# Two questions on functions

• Nov 12th 2009, 01:12 PM
jmoney90
Two questions on functions
Okay, here is one:

Suppose that f:R-->R is continuous for all x and let alpha be in R. Show that if there is a b in R such that f(b)>alpha, then there is a delta>0 so that for all x such that |x-b|<delta, we have f(x)>alpha

So far, I know that you're going to have to make use of the definition of continuity. THat's about as far as I got though.

Another:

Suppose that f:R-->R is continuous for all x and let f(q)=0 for all rationals q. Prove that f(x)=0 for all x
• Nov 12th 2009, 01:23 PM
Plato
Quote:

Originally Posted by jmoney90
Suppose that f:R-->R is continuous for all x and let alpha be in R. Show that if there is a b in R such that f(b)>alpha, then there is a delta>0 so that for all x such that |x-b|<delta, we have f(x)>alpha

In the definition of continunity let $\displaystyle \varepsilon = \frac{{f(b) - \alpha }}{2} > 0$.

Now the way this forum works, you should show some effort on your part.
• Nov 12th 2009, 01:40 PM
hjortur
Think a bit about the last one, what happens if $\displaystyle f(x)=k>0$ where x is irrational?
What if you pick $\displaystyle \varepsilon$ such that $\displaystyle 0<\varepsilon<k$?

Know that every open interval contains irrational and rational numbers.

Try to visualize it.
• Nov 12th 2009, 06:10 PM
jmoney90
Quote:

Originally Posted by Plato
In the definition of continunity let $\displaystyle \varepsilon = \frac{{f(b) - \alpha }}{2} > 0$.

Now the way this forum works, you should show some effort on your part.

I'm still not seeing what I should be doing. I substituted it into the definition and tried tinkering around, but I'm not seeing anything.
• Nov 13th 2009, 12:39 AM
hjortur
Try this:
Define a function $\displaystyle g(x)=f(x)-\alpha$. g is continuous, because f(x) is and $\displaystyle \alpha$ is a constant.

Now $\displaystyle g(b)>0$, and if g is continuous then there must be an interval $\displaystyle I$ about b such that for every $\displaystyle x\in I$ , $\displaystyle g(x)>0$.

Is it easier to see now ?
• Nov 13th 2009, 05:05 AM
HallsofIvy
Quote:

Originally Posted by hjortur
Think a bit about the last one, what happens if $\displaystyle f(x)=k>0$ where x is irrational?
What if you pick $\displaystyle \varepsilon$ such that $\displaystyle 0<\varepsilon<k$?

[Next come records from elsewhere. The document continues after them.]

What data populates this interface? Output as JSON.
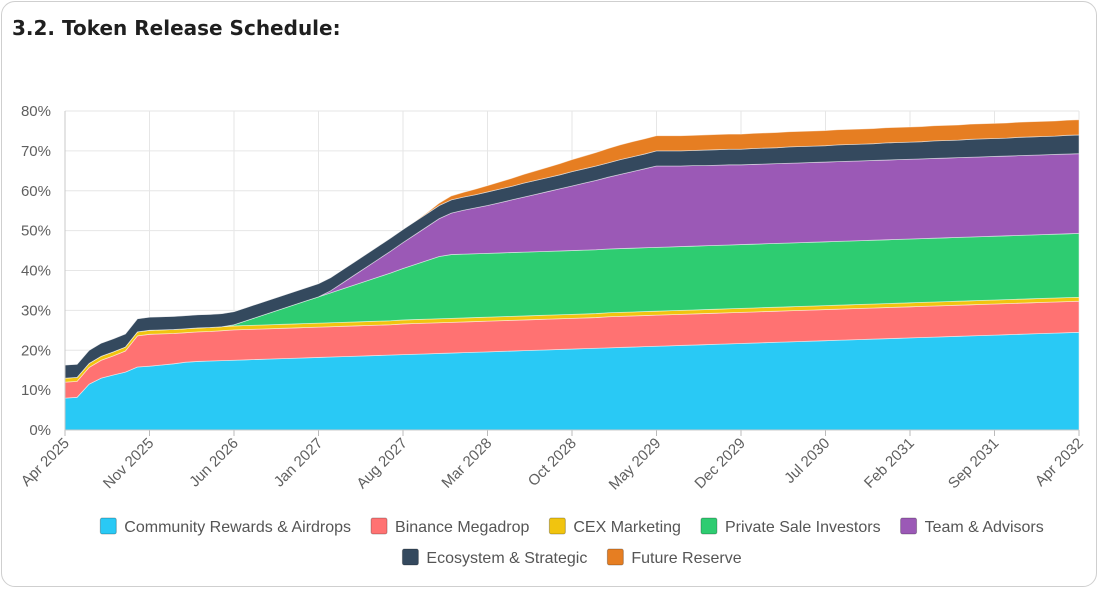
{
  "chart_data": {
    "type": "area",
    "stacked": true,
    "title": "3.2. Token Release Schedule:",
    "x_ticks": [
      "Apr 2025",
      "Nov 2025",
      "Jun 2026",
      "Jan 2027",
      "Aug 2027",
      "Mar 2028",
      "Oct 2028",
      "May 2029",
      "Dec 2029",
      "Jul 2030",
      "Feb 2031",
      "Sep 2031",
      "Apr 2032"
    ],
    "y_ticks": [
      "0%",
      "10%",
      "20%",
      "30%",
      "40%",
      "50%",
      "60%",
      "70%",
      "80%"
    ],
    "ylim": [
      0,
      80
    ],
    "y_unit": "%",
    "x_unit": "months since Apr 2025",
    "x": [
      0,
      1,
      2,
      3,
      4,
      5,
      6,
      7,
      8,
      9,
      10,
      11,
      12,
      13,
      14,
      15,
      16,
      17,
      18,
      19,
      20,
      21,
      22,
      23,
      24,
      25,
      26,
      27,
      28,
      29,
      30,
      31,
      32,
      33,
      34,
      35,
      36,
      37,
      38,
      39,
      40,
      41,
      42,
      43,
      44,
      45,
      46,
      47,
      48,
      49,
      50,
      51,
      52,
      53,
      54,
      55,
      56,
      57,
      58,
      59,
      60,
      61,
      62,
      63,
      64,
      65,
      66,
      67,
      68,
      69,
      70,
      71,
      72,
      73,
      74,
      75,
      76,
      77,
      78,
      79,
      80,
      81,
      82,
      83,
      84
    ],
    "grid": true,
    "legend_position": "bottom",
    "series": [
      {
        "name": "Community Rewards & Airdrops",
        "color": "#29c9f5",
        "values": [
          8.0,
          8.2,
          11.5,
          13.0,
          13.8,
          14.5,
          15.8,
          16.0,
          16.3,
          16.6,
          17.0,
          17.2,
          17.3,
          17.4,
          17.5,
          17.6,
          17.7,
          17.8,
          17.9,
          18.0,
          18.1,
          18.2,
          18.3,
          18.4,
          18.5,
          18.6,
          18.7,
          18.8,
          18.9,
          19.0,
          19.1,
          19.2,
          19.3,
          19.4,
          19.5,
          19.6,
          19.7,
          19.8,
          19.9,
          20.0,
          20.1,
          20.2,
          20.3,
          20.4,
          20.5,
          20.6,
          20.7,
          20.8,
          20.9,
          21.0,
          21.1,
          21.2,
          21.3,
          21.4,
          21.5,
          21.6,
          21.7,
          21.8,
          21.9,
          22.0,
          22.1,
          22.2,
          22.3,
          22.4,
          22.5,
          22.6,
          22.7,
          22.8,
          22.9,
          23.0,
          23.1,
          23.2,
          23.3,
          23.4,
          23.5,
          23.6,
          23.7,
          23.8,
          23.9,
          24.0,
          24.1,
          24.2,
          24.3,
          24.4,
          24.5
        ]
      },
      {
        "name": "Binance Megadrop",
        "color": "#ff7272",
        "values": [
          4.0,
          4.0,
          4.2,
          4.5,
          4.8,
          5.3,
          7.8,
          8.0,
          7.8,
          7.6,
          7.4,
          7.4,
          7.4,
          7.5,
          7.6,
          7.6,
          7.6,
          7.6,
          7.6,
          7.6,
          7.6,
          7.6,
          7.6,
          7.6,
          7.6,
          7.6,
          7.6,
          7.6,
          7.7,
          7.7,
          7.7,
          7.7,
          7.7,
          7.7,
          7.7,
          7.7,
          7.7,
          7.7,
          7.7,
          7.7,
          7.7,
          7.7,
          7.7,
          7.7,
          7.7,
          7.8,
          7.8,
          7.8,
          7.8,
          7.8,
          7.8,
          7.8,
          7.8,
          7.8,
          7.8,
          7.8,
          7.8,
          7.8,
          7.8,
          7.8,
          7.8,
          7.8,
          7.8,
          7.8,
          7.8,
          7.8,
          7.8,
          7.8,
          7.8,
          7.8,
          7.8,
          7.8,
          7.8,
          7.8,
          7.8,
          7.8,
          7.8,
          7.8,
          7.8,
          7.8,
          7.8,
          7.8,
          7.8,
          7.8,
          7.8
        ]
      },
      {
        "name": "CEX Marketing",
        "color": "#f1c40f",
        "values": [
          1.0,
          1.0,
          1.0,
          1.0,
          1.0,
          1.0,
          1.0,
          1.0,
          1.0,
          1.0,
          1.0,
          1.0,
          1.0,
          1.0,
          1.0,
          1.0,
          1.0,
          1.0,
          1.0,
          1.0,
          1.0,
          1.0,
          1.0,
          1.0,
          1.0,
          1.0,
          1.0,
          1.0,
          1.0,
          1.0,
          1.0,
          1.0,
          1.0,
          1.0,
          1.0,
          1.0,
          1.0,
          1.0,
          1.0,
          1.0,
          1.0,
          1.0,
          1.0,
          1.0,
          1.0,
          1.0,
          1.0,
          1.0,
          1.0,
          1.0,
          1.0,
          1.0,
          1.0,
          1.0,
          1.0,
          1.0,
          1.0,
          1.0,
          1.0,
          1.0,
          1.0,
          1.0,
          1.0,
          1.0,
          1.0,
          1.0,
          1.0,
          1.0,
          1.0,
          1.0,
          1.0,
          1.0,
          1.0,
          1.0,
          1.0,
          1.0,
          1.0,
          1.0,
          1.0,
          1.0,
          1.0,
          1.0,
          1.0,
          1.0,
          1.0
        ]
      },
      {
        "name": "Private Sale Investors",
        "color": "#2ecc71",
        "values": [
          0,
          0,
          0,
          0,
          0,
          0,
          0,
          0,
          0,
          0,
          0,
          0,
          0,
          0,
          0.3,
          1.2,
          2.1,
          3.0,
          3.9,
          4.8,
          5.7,
          6.6,
          7.5,
          8.4,
          9.3,
          10.2,
          11.1,
          12.0,
          12.9,
          13.8,
          14.7,
          15.6,
          16.0,
          16.0,
          16.0,
          16.0,
          16.0,
          16.0,
          16.0,
          16.0,
          16.0,
          16.0,
          16.0,
          16.0,
          16.0,
          16.0,
          16.0,
          16.0,
          16.0,
          16.0,
          16.0,
          16.0,
          16.0,
          16.0,
          16.0,
          16.0,
          16.0,
          16.0,
          16.0,
          16.0,
          16.0,
          16.0,
          16.0,
          16.0,
          16.0,
          16.0,
          16.0,
          16.0,
          16.0,
          16.0,
          16.0,
          16.0,
          16.0,
          16.0,
          16.0,
          16.0,
          16.0,
          16.0,
          16.0,
          16.0,
          16.0,
          16.0,
          16.0,
          16.0,
          16.0
        ]
      },
      {
        "name": "Team & Advisors",
        "color": "#9b59b6",
        "values": [
          0,
          0,
          0,
          0,
          0,
          0,
          0,
          0,
          0,
          0,
          0,
          0,
          0,
          0,
          0,
          0,
          0,
          0,
          0,
          0,
          0,
          0,
          0.5,
          1.5,
          2.5,
          3.5,
          4.5,
          5.5,
          6.5,
          7.5,
          8.5,
          9.5,
          10.4,
          11.0,
          11.5,
          12.0,
          12.6,
          13.2,
          13.8,
          14.4,
          15.0,
          15.6,
          16.2,
          16.8,
          17.4,
          18.0,
          18.6,
          19.2,
          19.8,
          20.4,
          20.3,
          20.2,
          20.2,
          20.1,
          20.1,
          20.1,
          20.0,
          20.0,
          20.0,
          20.0,
          20.0,
          20.0,
          20.0,
          20.0,
          20.0,
          20.0,
          20.0,
          20.0,
          20.0,
          20.0,
          20.0,
          20.0,
          20.0,
          20.0,
          20.0,
          20.0,
          20.0,
          20.0,
          20.0,
          20.0,
          20.0,
          20.0,
          20.0,
          20.0,
          20.0
        ]
      },
      {
        "name": "Ecosystem & Strategic",
        "color": "#34495e",
        "values": [
          3.3,
          3.3,
          3.3,
          3.3,
          3.3,
          3.3,
          3.3,
          3.3,
          3.3,
          3.3,
          3.3,
          3.3,
          3.3,
          3.3,
          3.3,
          3.3,
          3.3,
          3.3,
          3.3,
          3.3,
          3.3,
          3.3,
          3.3,
          3.3,
          3.3,
          3.3,
          3.3,
          3.3,
          3.3,
          3.3,
          3.3,
          3.3,
          3.3,
          3.3,
          3.3,
          3.4,
          3.4,
          3.4,
          3.5,
          3.5,
          3.5,
          3.5,
          3.6,
          3.6,
          3.6,
          3.6,
          3.7,
          3.7,
          3.7,
          3.8,
          3.8,
          3.8,
          3.8,
          3.9,
          3.9,
          3.9,
          3.9,
          4.0,
          4.0,
          4.0,
          4.1,
          4.1,
          4.1,
          4.1,
          4.2,
          4.2,
          4.2,
          4.2,
          4.3,
          4.3,
          4.3,
          4.3,
          4.4,
          4.4,
          4.4,
          4.5,
          4.5,
          4.5,
          4.5,
          4.6,
          4.6,
          4.6,
          4.6,
          4.7,
          4.7
        ]
      },
      {
        "name": "Future Reserve",
        "color": "#e67e22",
        "values": [
          0,
          0,
          0,
          0,
          0,
          0,
          0,
          0,
          0,
          0,
          0,
          0,
          0,
          0,
          0,
          0,
          0,
          0,
          0,
          0,
          0,
          0,
          0,
          0,
          0,
          0,
          0,
          0,
          0,
          0,
          0.2,
          0.6,
          1.0,
          1.2,
          1.4,
          1.6,
          1.8,
          2.0,
          2.2,
          2.4,
          2.6,
          2.8,
          3.0,
          3.2,
          3.4,
          3.6,
          3.7,
          3.8,
          3.8,
          3.8,
          3.8,
          3.8,
          3.8,
          3.8,
          3.8,
          3.8,
          3.8,
          3.8,
          3.8,
          3.8,
          3.8,
          3.8,
          3.8,
          3.8,
          3.8,
          3.8,
          3.8,
          3.8,
          3.8,
          3.8,
          3.8,
          3.8,
          3.8,
          3.8,
          3.8,
          3.8,
          3.8,
          3.8,
          3.8,
          3.8,
          3.8,
          3.8,
          3.8,
          3.8,
          3.8
        ]
      }
    ]
  }
}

Know that every open interval contains irrational and rational numbers.

Try to visualize it.

I don't see how being rational or irrational has anything to do with this problem!
• Nov 13th 2009, 05:32 AM
hjortur
Quote:

Suppose that f:R-->R is continuous for all x and let f(q)=0 for all rationals q. Prove that f(x)=0 for all x
Then please let me know how you solve that without referring to rational or irrational numbers.